Fig. 4 — Adjustment of the blood test features and administered oxygen levels.

For patient oxygen levels (originally the PaO2 feature), 4 of hospitals submitted partial pressures of oxygen (PaO₂), 17 provided oxygen saturations (SpO₂), and 1 provided a mixture of both. The PaO₂ values have been converted to the more commonly measured SpO₂, including a correction of units, see Fig. 5. 149 values in the new SpO2 feature were inferred from likely PaO₂ values (8.5% of completed entries).

Fig. 5 — Box-plots of original *PaO2* values (left) and our *SpO2* output demonstrating more consistent values (right).

Discussion

Due to the unprecedented pressure on resources in hospitals during the data collection period of the NCCID, many inconsistencies and systematic errors are found in the data. Some of these issues can be traced back and many have been corrected by the original NHSx pipeline. However, a number of important issues still remain which can reduce the relevance and generalizability of subsequently developed models, as we will discuss shortly. These have been identified and corrected by our extended pipeline where possible. Here, we discuss some of the key issues, their consequences and the impact of solving them. Although specific to NCCID, similar issues will be applicable to other such collaborative datasets. As such, we will subsequently provide recommendations of how data curation and cleaning may be improved in similar future projects.
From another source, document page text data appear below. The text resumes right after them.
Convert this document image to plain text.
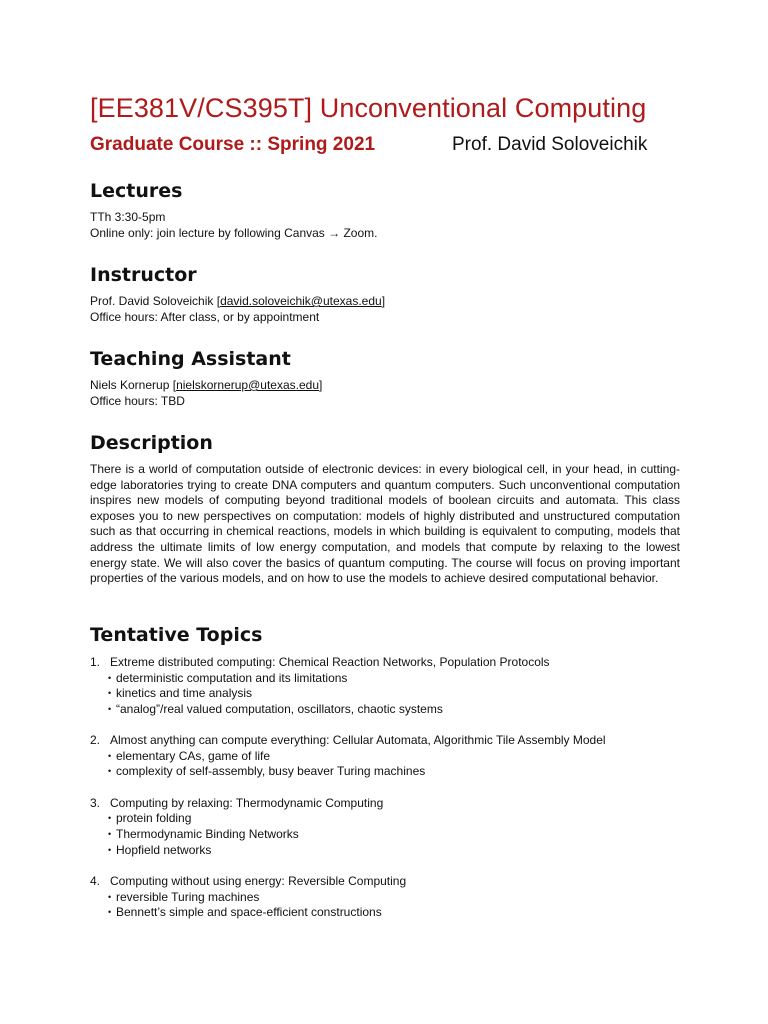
[EE381V/CS395T] Unconventional Computing
Graduate Course :: Spring 2021	Prof. David Soloveichik
Lectures
TTh 3:30-5pm
Online only: join lecture by following Canvas → Zoom.
Instructor
Prof. David Soloveichik [david.soloveichik@utexas.edu]
Office hours: After class, or by appointment
Teaching Assistant
Niels Kornerup [nielskornerup@utexas.edu]
Office hours: TBD
Description

There is a world of computation outside of electronic devices: in every biological cell, in your head, in cutting-edge laboratories trying to create DNA computers and quantum computers. Such unconventional computation inspires new models of computing beyond traditional models of boolean circuits and automata. This class exposes you to new perspectives on computation: models of highly distributed and unstructured computation such as that occurring in chemical reactions, models in which building is equivalent to computing, models that address the ultimate limits of low energy computation, and models that compute by relaxing to the lowest energy state. We will also cover the basics of quantum computing. The course will focus on proving important properties of the various models, and on how to use the models to achieve desired computational behavior.

Tentative Topics
1. Extreme distributed computing: Chemical Reaction Networks, Population Protocols
• deterministic computation and its limitations
• kinetics and time analysis
• “analog”/real valued computation, oscillators, chaotic systems
2. Almost anything can compute everything: Cellular Automata, Algorithmic Tile Assembly Model
• elementary CAs, game of life
• complexity of self-assembly, busy beaver Turing machines
3. Computing by relaxing: Thermodynamic Computing
• protein folding
• Thermodynamic Binding Networks
• Hopfield networks
4. Computing without using energy: Reversible Computing
• reversible Turing machines
• Bennett’s simple and space-efficient constructions
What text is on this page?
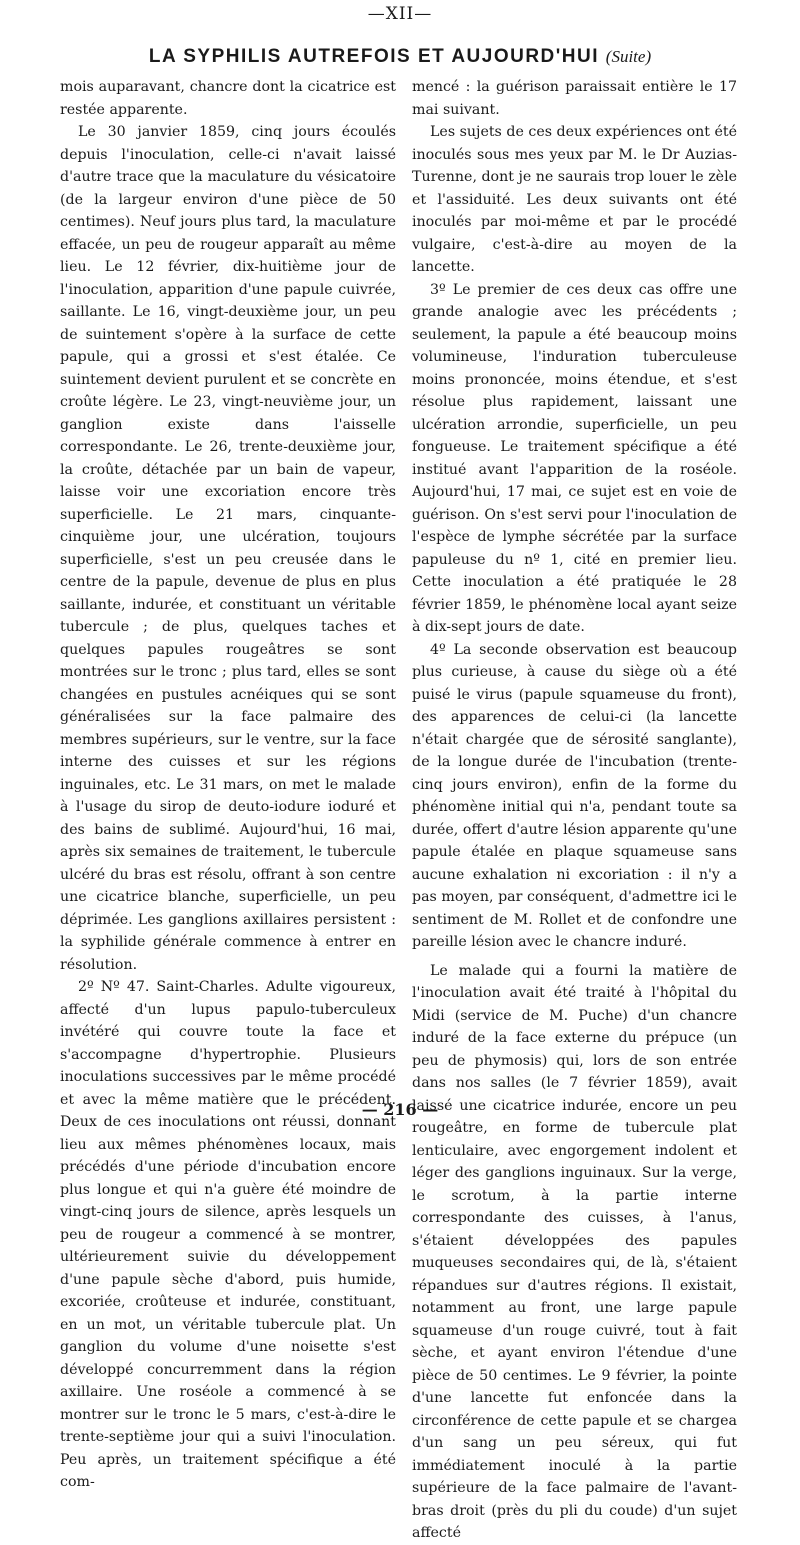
—XII—
LA SYPHILIS AUTREFOIS ET AUJOURD'HUI (Suite)

mois auparavant, chancre dont la cicatrice est restée apparente.

Le 30 janvier 1859, cinq jours écoulés depuis l'inoculation, celle-ci n'avait laissé d'autre trace que la maculature du vésicatoire (de la largeur environ d'une pièce de 50 centimes). Neuf jours plus tard, la maculature effacée, un peu de rougeur apparaît au même lieu. Le 12 février, dix-huitième jour de l'inoculation, apparition d'une papule cuivrée, saillante. Le 16, vingt-deuxième jour, un peu de suintement s'opère à la surface de cette papule, qui a grossi et s'est étalée. Ce suintement devient purulent et se concrète en croûte légère. Le 23, vingt-neuvième jour, un ganglion existe dans l'aisselle correspondante. Le 26, trente-deuxième jour, la croûte, détachée par un bain de vapeur, laisse voir une excoriation encore très superficielle. Le 21 mars, cinquante-cinquième jour, une ulcération, toujours superficielle, s'est un peu creusée dans le centre de la papule, devenue de plus en plus saillante, indurée, et constituant un véritable tubercule ; de plus, quelques taches et quelques papules rougeâtres se sont montrées sur le tronc ; plus tard, elles se sont changées en pustules acnéiques qui se sont généralisées sur la face palmaire des membres supérieurs, sur le ventre, sur la face interne des cuisses et sur les régions inguinales, etc. Le 31 mars, on met le malade à l'usage du sirop de deuto-iodure ioduré et des bains de sublimé. Aujourd'hui, 16 mai, après six semaines de traitement, le tubercule ulcéré du bras est résolu, offrant à son centre une cicatrice blanche, superficielle, un peu déprimée. Les ganglions axillaires persistent : la syphilide générale commence à entrer en résolution.

2º Nº 47. Saint-Charles. Adulte vigoureux, affecté d'un lupus papulo-tuberculeux invétéré qui couvre toute la face et s'accompagne d'hypertrophie. Plusieurs inoculations successives par le même procédé et avec la même matière que le précédent. Deux de ces inoculations ont réussi, donnant lieu aux mêmes phénomènes locaux, mais précédés d'une période d'incubation encore plus longue et qui n'a guère été moindre de vingt-cinq jours de silence, après lesquels un peu de rougeur a commencé à se montrer, ultérieurement suivie du développement d'une papule sèche d'abord, puis humide, excoriée, croûteuse et indurée, constituant, en un mot, un véritable tubercule plat. Un ganglion du volume d'une noisette s'est développé concurremment dans la région axillaire. Une roséole a commencé à se montrer sur le tronc le 5 mars, c'est-à-dire le trente-septième jour qui a suivi l'inoculation. Peu après, un traitement spécifique a été com-

mencé : la guérison paraissait entière le 17 mai suivant.

Les sujets de ces deux expériences ont été inoculés sous mes yeux par M. le Dr Auzias-Turenne, dont je ne saurais trop louer le zèle et l'assiduité. Les deux suivants ont été inoculés par moi-même et par le procédé vulgaire, c'est-à-dire au moyen de la lancette.

3º Le premier de ces deux cas offre une grande analogie avec les précédents ; seulement, la papule a été beaucoup moins volumineuse, l'induration tuberculeuse moins prononcée, moins étendue, et s'est résolue plus rapidement, laissant une ulcération arrondie, superficielle, un peu fongueuse. Le traitement spécifique a été institué avant l'apparition de la roséole. Aujourd'hui, 17 mai, ce sujet est en voie de guérison. On s'est servi pour l'inoculation de l'espèce de lymphe sécrétée par la surface papuleuse du nº 1, cité en premier lieu. Cette inoculation a été pratiquée le 28 février 1859, le phénomène local ayant seize à dix-sept jours de date.

4º La seconde observation est beaucoup plus curieuse, à cause du siège où a été puisé le virus (papule squameuse du front), des apparences de celui-ci (la lancette n'était chargée que de sérosité sanglante), de la longue durée de l'incubation (trente-cinq jours environ), enfin de la forme du phénomène initial qui n'a, pendant toute sa durée, offert d'autre lésion apparente qu'une papule étalée en plaque squameuse sans aucune exhalation ni excoriation : il n'y a pas moyen, par conséquent, d'admettre ici le sentiment de M. Rollet et de confondre une pareille lésion avec le chancre induré.

Le malade qui a fourni la matière de l'inoculation avait été traité à l'hôpital du Midi (service de M. Puche) d'un chancre induré de la face externe du prépuce (un peu de phymosis) qui, lors de son entrée dans nos salles (le 7 février 1859), avait laissé une cicatrice indurée, encore un peu rougeâtre, en forme de tubercule plat lenticulaire, avec engorgement indolent et léger des ganglions inguinaux. Sur la verge, le scrotum, à la partie interne correspondante des cuisses, à l'anus, s'étaient développées des papules muqueuses secondaires qui, de là, s'étaient répandues sur d'autres régions. Il existait, notamment au front, une large papule squameuse d'un rouge cuivré, tout à fait sèche, et ayant environ l'étendue d'une pièce de 50 centimes. Le 9 février, la pointe d'une lancette fut enfoncée dans la circonférence de cette papule et se chargea d'un sang un peu séreux, qui fut immédiatement inoculé à la partie supérieure de la face palmaire de l'avant-bras droit (près du pli du coude) d'un sujet affecté

— 216 —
Fairness, reproducibility and interpretability

Understanding of the data used to train machine learning models is fundamental to ensuring ethical and fair algorithms. This is of paramount importance in the medical domain since outputs may directly influence clinical decision making and patient care. As stated in², data “truthfulness” includes understanding of how complete and detailed given data are, what information they contain, how accurately they reflect the true physical situation as well as measures of variance and bias. A certain level of bias is unavoidable in any dataset; however, its impact may be mitigated by gaining a thorough understanding of the data and any potential sources of bias^3,4. For example, if there is selection bias in the data collection or model development, it may be necessary to test the model on additional data to ensure that it is adequately evaluated on all groups prior to deployment^3,5. Major generalization failures of machine learning models have been reported, especially when relying on age and sex^6,7. Amongst others, diagnostic COVID-19 models have been shown to under-diagnose the female and younger patients⁸ when they are under-represented in the training data⁹.

All papers published in the first year of the COVID-19 pandemic failed to satisfy sufficient criteria regarding reproducibility and interpretability for clinical use despite the urgent need of tools to assist clinicians^4,10. Although this was partly a consequence of hidden biases within the data, it is further compounded by a failure to adequately perform data cleaning and/or standardization as well as describing the models in sufficient detail¹¹.